Great story, Jess! Tell me you took him for a ride in it! Bless you for being a caring and responsible young lady!
Nate, sit yourself down and write a book. Be it about life or your love for these old trucks but either way, I would be the first in line for a copy!
Sorry Neil, I've got the copyright on Nate! Already suggested that and put money up on the first copy!

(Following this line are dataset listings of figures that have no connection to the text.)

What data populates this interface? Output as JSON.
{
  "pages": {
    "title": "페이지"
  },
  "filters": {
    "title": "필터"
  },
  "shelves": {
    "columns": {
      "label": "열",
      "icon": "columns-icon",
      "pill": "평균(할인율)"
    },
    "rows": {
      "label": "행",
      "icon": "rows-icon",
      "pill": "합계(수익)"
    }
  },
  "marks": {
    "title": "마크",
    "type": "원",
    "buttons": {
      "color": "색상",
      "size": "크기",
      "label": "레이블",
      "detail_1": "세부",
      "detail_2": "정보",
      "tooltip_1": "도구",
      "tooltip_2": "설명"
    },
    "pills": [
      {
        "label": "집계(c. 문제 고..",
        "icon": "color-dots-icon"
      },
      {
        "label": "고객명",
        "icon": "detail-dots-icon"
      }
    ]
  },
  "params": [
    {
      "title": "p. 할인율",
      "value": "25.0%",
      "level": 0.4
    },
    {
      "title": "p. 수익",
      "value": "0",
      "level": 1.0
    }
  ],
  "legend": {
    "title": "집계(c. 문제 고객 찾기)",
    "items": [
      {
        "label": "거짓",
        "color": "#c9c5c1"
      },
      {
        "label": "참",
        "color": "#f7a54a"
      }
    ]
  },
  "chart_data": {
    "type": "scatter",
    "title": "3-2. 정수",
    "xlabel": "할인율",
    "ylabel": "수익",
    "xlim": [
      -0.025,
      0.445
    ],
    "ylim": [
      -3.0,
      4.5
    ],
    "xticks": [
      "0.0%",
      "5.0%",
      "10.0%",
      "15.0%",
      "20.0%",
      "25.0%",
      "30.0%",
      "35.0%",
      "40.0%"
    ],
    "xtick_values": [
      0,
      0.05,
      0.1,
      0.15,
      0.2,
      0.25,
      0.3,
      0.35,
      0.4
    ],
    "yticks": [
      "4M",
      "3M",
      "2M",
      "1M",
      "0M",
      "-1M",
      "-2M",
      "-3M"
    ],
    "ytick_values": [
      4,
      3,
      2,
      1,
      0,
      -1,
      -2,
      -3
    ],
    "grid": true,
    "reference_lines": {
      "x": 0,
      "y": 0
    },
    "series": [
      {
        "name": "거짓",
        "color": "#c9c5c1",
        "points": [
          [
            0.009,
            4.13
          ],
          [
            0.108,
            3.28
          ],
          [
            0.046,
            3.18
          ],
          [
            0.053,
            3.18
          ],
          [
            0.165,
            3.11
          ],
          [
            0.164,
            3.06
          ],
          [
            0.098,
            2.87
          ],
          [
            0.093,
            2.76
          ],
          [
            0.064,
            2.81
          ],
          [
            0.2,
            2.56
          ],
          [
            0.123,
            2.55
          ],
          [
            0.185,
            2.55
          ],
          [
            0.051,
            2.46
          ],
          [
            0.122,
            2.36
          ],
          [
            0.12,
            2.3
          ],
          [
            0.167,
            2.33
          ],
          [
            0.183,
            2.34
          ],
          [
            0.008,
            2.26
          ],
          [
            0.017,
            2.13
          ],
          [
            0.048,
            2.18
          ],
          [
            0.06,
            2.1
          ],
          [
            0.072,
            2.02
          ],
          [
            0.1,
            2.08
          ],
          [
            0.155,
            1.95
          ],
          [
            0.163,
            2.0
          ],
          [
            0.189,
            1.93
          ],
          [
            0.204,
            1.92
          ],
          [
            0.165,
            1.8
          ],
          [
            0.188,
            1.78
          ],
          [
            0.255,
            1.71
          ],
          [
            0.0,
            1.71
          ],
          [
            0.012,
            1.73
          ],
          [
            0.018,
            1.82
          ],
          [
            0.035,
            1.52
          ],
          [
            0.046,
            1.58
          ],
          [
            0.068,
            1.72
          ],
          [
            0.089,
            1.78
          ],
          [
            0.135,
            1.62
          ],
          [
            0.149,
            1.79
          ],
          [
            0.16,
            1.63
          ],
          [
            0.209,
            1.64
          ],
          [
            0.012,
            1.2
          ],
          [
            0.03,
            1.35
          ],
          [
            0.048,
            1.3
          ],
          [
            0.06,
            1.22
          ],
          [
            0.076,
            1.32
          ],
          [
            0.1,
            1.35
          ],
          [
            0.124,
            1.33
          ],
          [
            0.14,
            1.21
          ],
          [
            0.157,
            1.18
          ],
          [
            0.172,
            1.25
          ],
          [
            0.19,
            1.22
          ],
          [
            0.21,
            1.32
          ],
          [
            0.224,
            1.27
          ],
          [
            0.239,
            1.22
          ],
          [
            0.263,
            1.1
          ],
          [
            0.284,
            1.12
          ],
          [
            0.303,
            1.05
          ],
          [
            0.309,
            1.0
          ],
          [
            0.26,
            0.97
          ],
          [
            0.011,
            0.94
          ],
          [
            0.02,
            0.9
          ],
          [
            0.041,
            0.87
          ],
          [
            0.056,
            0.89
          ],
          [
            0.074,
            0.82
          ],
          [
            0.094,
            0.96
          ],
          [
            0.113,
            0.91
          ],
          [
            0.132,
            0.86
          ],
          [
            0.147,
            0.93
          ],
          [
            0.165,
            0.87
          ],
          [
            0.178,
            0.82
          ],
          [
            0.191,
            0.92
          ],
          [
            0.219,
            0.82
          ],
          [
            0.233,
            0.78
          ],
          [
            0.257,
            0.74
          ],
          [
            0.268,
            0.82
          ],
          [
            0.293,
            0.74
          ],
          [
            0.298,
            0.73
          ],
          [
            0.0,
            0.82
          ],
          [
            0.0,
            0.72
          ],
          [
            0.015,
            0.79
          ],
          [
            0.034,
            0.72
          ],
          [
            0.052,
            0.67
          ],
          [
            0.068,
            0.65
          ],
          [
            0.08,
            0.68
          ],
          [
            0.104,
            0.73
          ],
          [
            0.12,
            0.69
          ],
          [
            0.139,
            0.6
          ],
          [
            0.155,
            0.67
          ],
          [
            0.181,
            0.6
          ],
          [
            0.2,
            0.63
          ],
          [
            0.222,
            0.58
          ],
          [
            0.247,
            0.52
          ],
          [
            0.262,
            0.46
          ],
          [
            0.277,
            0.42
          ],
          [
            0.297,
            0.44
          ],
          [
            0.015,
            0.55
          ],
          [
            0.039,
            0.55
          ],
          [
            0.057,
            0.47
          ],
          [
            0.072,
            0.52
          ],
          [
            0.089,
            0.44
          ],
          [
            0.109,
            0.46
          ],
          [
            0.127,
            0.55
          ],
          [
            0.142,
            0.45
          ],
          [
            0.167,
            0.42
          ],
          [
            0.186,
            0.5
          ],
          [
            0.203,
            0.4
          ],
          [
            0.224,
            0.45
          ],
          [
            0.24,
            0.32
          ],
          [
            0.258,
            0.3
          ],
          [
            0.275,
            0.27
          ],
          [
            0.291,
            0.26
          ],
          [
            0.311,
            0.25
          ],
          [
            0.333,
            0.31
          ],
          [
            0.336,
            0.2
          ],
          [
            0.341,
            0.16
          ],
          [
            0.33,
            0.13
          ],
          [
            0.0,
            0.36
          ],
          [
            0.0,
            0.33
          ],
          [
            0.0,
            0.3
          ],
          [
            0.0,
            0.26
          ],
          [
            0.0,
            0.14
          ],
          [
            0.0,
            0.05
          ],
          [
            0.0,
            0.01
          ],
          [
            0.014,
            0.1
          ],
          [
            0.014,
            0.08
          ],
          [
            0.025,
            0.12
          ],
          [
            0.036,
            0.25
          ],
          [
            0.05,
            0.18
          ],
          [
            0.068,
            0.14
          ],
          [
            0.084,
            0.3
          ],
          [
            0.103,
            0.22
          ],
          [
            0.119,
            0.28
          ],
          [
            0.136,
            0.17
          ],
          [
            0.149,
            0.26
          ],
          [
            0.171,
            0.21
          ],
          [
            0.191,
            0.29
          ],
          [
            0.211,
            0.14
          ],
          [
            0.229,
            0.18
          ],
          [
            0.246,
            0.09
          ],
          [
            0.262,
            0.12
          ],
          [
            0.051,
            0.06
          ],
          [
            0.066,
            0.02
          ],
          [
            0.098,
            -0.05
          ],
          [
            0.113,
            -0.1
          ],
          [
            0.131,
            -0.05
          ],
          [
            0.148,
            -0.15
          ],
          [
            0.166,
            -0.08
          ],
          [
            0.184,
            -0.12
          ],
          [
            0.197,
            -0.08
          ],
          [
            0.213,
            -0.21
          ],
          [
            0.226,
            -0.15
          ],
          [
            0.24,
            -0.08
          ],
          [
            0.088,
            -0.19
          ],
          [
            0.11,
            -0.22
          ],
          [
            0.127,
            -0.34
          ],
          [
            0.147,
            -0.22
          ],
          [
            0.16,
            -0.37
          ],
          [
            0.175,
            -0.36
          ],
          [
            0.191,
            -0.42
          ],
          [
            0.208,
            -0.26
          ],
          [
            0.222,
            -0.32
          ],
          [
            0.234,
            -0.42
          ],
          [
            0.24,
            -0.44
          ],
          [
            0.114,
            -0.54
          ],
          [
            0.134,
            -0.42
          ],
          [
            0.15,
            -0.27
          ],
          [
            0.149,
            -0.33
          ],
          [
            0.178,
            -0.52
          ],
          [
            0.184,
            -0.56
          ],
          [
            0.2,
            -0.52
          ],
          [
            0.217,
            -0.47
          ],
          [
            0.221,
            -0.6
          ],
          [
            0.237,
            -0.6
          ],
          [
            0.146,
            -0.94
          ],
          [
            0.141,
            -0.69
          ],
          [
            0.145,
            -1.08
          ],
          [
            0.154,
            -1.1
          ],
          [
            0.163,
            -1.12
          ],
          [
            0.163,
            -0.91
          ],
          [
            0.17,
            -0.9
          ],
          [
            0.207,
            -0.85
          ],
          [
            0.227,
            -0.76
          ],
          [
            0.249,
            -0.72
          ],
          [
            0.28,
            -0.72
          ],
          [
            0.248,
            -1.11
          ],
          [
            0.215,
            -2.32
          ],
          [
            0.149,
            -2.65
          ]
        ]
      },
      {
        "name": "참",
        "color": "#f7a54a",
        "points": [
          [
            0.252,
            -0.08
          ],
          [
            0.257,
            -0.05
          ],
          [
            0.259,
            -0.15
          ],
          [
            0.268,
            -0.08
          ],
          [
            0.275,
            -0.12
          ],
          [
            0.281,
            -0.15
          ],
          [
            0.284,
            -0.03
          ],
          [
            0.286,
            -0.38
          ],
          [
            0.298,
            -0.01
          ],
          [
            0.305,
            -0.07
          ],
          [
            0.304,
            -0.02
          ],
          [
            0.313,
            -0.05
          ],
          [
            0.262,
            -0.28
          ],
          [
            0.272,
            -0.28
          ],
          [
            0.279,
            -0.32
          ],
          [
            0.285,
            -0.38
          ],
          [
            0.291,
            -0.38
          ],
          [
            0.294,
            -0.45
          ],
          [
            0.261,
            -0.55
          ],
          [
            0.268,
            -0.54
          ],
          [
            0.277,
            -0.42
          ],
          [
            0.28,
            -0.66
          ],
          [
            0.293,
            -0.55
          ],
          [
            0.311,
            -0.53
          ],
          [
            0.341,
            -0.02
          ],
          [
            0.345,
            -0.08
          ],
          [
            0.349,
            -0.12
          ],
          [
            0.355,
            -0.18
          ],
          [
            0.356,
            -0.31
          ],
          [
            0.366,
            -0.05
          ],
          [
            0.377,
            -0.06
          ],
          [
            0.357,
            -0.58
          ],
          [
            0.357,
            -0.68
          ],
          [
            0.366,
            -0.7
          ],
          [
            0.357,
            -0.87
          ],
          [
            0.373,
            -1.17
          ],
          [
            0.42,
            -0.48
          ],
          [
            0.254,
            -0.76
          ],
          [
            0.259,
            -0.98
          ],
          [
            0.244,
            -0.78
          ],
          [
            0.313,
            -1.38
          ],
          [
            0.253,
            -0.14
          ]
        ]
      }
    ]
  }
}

" Work Will Set You Free " Yes , this has always been my creedo but the pinched spine thing sorta put the kibosh on working.... I'm hanging in there , getting better by degrees . some days it's two steps forward , one step back . Last night was only two hours sleep from the pain but , I went to see my sweetie and the boys were all home , happy & relatively quiet (5 teeneagers) so that was nice . Jess , that's great , nice to know you're out there helping . When I was 14 I worked one summer in a program for disabled people , mostly young adults slightly older that I was at the time , we did light manufacturing and house cleaning , yard work crews etc. . it was very rewarding to see those kids happy and feeling usefull rather than shut out . Old trucks can be a bridge to reaching out to others , when I was about 19 I lived on top of a steep hill in Highland Park , Ca. (a Barrio) 1/2 way up the hill lived a family with these two brothers who'd ' mad dog ' me every day as I drove past them going home , one was a Parapalegic and hobbled on these crutch things , it always bugged me so one day I pulled over in my '46 Chevy 3100 shop truck and asked them if they'd like a ride up that steep hill to their house... One of the brothers is still one of my best freinds , all these years later it turned out he'd been mad dogging me as he loved old cars & trucks and none of the Low Riders would ever talk to him nor let him touch , look at or ride in , their old cars so my stopping and offering a ride , just out of the blue , was a real treat for him . Life's funny thataway . I wonder about the book thing , it might be terribly boring in fact . Maybe not , being run off the road in Guatemala by a death squad , that was exciting if not much fun . I need to call Glenn .
Go for it nate, when the memories come flooding back im sure you will write a book telling of a 'normal' guys very interesting life, im sure you will make a few bucks just selling it to the guys on here!